崔盈元神一闪已飞到屋顶,怒道:“哼!你这小贼无非看准我肉身僵死,不能离开水玉床,才趁机胁迫威吓。索性那肉身我也不要了,看你还能奈我何!徐清微微一愣,心思急速运转,考量崔盈此言的真假。其实谈判本来就是互相试探,互相博弈的过程。若被对方几句话吓住,那他也就不是徐清了。待片刻后徐清脸上忽然露出些许微笑,瞟了一眼正对着玉床地银镜。好整以暇道:“玉娘子休要性急,有什么话咱们慢慢商量,也不要轻易说出不要肉身的话。你认为我会相信一个无时无刻不在欣赏自己美丽的女人,会毅然放弃肉身吗?当初被乾罡五神雷轰死,你都没舍得放弃这具身子。现在为了两门法术,就真有那么大决心了!”
………【第二百四十一回 五行妙术】………
徐清笑眯眯的仰望崔盈元神,仿佛已珠玑在握把握十足。但此刻他心里也没底。要万一崔盈把牙一咬。钻到石壁就跑了他还真没招,毕竟是名门正派地弟子。又是个男子汉大丈夫。还能真拿崔盈身子出气!若那样无异于彻底得罪了崔盈,只怕还会后患无穷。
现在就看崔盈地决心,只要稍微坚持一下,徐清就什么也得不到,但人心有时就是那么奇怪。

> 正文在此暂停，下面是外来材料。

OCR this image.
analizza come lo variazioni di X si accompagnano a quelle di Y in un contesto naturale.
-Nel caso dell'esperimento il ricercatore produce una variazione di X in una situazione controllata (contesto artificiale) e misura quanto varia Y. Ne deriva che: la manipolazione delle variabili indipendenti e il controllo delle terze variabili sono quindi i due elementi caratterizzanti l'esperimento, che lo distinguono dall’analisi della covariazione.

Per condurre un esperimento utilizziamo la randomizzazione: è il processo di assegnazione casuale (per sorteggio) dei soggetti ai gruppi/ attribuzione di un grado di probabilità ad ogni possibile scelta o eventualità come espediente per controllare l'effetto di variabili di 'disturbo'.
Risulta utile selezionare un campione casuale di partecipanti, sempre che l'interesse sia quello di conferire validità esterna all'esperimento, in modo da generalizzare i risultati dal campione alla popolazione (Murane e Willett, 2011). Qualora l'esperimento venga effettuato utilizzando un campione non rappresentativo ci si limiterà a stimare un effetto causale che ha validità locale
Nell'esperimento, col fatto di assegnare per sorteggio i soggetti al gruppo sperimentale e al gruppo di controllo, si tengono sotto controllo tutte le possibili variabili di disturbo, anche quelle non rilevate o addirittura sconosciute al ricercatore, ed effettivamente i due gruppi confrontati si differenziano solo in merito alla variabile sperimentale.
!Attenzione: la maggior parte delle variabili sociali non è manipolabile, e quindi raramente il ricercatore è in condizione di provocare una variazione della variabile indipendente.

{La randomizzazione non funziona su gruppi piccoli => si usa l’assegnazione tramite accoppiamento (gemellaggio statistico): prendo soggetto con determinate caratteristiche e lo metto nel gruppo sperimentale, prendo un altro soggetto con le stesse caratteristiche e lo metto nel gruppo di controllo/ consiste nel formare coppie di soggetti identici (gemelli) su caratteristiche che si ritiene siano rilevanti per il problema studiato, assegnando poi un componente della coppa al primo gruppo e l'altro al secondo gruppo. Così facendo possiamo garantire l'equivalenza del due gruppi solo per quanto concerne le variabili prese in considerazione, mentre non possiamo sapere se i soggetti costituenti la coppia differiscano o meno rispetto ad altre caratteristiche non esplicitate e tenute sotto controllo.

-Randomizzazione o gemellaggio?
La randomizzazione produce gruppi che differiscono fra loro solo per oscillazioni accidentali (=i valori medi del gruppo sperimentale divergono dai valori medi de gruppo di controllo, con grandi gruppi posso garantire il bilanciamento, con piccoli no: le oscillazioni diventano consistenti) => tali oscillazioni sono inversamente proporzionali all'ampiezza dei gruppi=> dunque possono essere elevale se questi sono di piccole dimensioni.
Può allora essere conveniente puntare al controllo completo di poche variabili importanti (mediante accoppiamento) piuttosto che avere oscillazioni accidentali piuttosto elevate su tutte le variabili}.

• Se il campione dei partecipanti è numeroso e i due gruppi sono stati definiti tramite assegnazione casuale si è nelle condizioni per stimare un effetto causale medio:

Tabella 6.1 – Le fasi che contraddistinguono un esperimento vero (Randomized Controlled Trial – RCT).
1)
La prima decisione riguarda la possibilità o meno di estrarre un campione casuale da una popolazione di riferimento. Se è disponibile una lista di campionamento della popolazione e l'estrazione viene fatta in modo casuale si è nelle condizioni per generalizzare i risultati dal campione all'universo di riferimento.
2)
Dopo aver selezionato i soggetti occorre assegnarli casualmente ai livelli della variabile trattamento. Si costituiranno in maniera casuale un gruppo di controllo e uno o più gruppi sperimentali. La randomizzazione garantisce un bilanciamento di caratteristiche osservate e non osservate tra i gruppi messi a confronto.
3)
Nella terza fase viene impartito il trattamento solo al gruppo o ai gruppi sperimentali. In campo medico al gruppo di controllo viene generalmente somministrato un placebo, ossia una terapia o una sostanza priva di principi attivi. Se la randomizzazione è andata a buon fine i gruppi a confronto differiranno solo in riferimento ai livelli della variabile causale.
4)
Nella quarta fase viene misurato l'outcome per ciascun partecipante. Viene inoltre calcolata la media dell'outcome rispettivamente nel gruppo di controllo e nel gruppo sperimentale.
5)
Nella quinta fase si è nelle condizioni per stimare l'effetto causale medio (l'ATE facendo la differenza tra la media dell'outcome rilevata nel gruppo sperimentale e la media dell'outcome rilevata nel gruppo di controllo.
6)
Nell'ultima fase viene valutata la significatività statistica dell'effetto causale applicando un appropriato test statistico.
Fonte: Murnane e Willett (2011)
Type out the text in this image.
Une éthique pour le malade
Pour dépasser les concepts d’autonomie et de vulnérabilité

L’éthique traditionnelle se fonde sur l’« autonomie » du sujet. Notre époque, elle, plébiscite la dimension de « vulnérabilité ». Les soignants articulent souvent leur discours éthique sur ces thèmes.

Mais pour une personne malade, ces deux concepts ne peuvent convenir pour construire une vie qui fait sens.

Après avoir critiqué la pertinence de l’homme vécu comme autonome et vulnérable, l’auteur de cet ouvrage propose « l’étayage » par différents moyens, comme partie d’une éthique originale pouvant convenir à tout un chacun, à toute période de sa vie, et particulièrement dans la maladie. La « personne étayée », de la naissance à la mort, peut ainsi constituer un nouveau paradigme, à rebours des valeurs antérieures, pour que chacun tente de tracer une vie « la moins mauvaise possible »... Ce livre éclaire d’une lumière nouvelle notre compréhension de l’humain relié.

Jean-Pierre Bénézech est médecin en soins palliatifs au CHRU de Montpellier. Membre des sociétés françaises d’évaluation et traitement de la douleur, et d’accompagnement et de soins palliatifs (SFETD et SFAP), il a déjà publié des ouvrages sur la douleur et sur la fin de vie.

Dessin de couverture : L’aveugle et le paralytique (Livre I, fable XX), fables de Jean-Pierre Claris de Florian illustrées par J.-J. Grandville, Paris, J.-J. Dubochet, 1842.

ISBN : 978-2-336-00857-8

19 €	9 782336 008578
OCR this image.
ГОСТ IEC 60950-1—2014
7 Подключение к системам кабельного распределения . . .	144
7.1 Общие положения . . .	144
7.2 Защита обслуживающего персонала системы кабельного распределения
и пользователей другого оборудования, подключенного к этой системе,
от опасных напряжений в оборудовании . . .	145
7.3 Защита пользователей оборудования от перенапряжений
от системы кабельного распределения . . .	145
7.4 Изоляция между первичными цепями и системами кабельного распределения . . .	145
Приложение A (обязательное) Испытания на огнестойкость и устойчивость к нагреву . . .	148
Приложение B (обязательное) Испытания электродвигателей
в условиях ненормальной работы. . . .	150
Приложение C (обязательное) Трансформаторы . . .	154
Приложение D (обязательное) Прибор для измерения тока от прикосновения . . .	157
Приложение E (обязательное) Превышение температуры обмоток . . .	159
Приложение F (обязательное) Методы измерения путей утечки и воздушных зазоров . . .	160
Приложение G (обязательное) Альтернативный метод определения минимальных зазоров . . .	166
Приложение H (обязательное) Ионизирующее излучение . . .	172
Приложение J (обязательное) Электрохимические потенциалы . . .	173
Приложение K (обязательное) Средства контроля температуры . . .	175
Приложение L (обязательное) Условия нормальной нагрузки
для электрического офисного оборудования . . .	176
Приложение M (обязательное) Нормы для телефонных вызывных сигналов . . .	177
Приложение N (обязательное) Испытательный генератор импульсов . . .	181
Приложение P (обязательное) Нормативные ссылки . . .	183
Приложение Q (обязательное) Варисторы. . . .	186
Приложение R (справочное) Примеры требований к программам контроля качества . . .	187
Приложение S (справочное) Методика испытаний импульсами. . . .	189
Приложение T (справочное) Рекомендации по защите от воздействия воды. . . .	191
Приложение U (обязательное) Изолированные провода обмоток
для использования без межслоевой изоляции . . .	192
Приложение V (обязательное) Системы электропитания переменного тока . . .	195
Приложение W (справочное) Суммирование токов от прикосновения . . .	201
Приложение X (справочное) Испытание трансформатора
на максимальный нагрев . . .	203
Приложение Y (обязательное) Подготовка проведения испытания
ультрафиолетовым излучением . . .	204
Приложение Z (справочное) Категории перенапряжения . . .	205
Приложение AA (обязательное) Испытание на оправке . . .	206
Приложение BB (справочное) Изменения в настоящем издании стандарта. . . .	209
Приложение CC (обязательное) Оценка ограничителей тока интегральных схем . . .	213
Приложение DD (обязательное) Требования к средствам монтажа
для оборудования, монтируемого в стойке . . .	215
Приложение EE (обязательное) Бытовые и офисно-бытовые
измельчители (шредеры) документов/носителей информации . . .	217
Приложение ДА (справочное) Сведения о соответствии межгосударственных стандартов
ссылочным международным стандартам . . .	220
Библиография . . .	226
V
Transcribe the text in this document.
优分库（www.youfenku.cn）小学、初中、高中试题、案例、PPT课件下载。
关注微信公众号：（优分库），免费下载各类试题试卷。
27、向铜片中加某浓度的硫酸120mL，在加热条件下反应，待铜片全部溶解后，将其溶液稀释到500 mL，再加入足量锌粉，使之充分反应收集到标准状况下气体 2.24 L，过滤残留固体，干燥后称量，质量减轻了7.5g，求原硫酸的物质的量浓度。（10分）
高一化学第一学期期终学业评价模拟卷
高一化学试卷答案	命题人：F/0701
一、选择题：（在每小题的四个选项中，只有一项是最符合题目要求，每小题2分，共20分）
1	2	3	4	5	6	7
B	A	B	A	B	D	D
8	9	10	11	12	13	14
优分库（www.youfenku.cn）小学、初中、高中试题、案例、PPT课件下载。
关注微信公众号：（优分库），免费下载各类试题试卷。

当崔盈看见徐清一副神机妙算地样子,刚才说话地勇气也不知都跑哪去了。她从出道以来数百年。全都顺风顺水,无论正邪修真。哪个见了不得恭恭敬敬尊称一声玉娘子。如今落难之际。偏偏又遇上徐清这魔星。居然落井下石趁机要挟。最可恶还钳住了她要害。
崔盈不惜耗费百年苦修,也不愿放弃这具肉身。就能看出她心中偏执,玉床正对银镜更足见崔盈极度自恋,就算活了数百年,她也还是一个女人,怎能恨下心把那么重要的身子丢给一个男人!尤其那男人在她看来已坏透了。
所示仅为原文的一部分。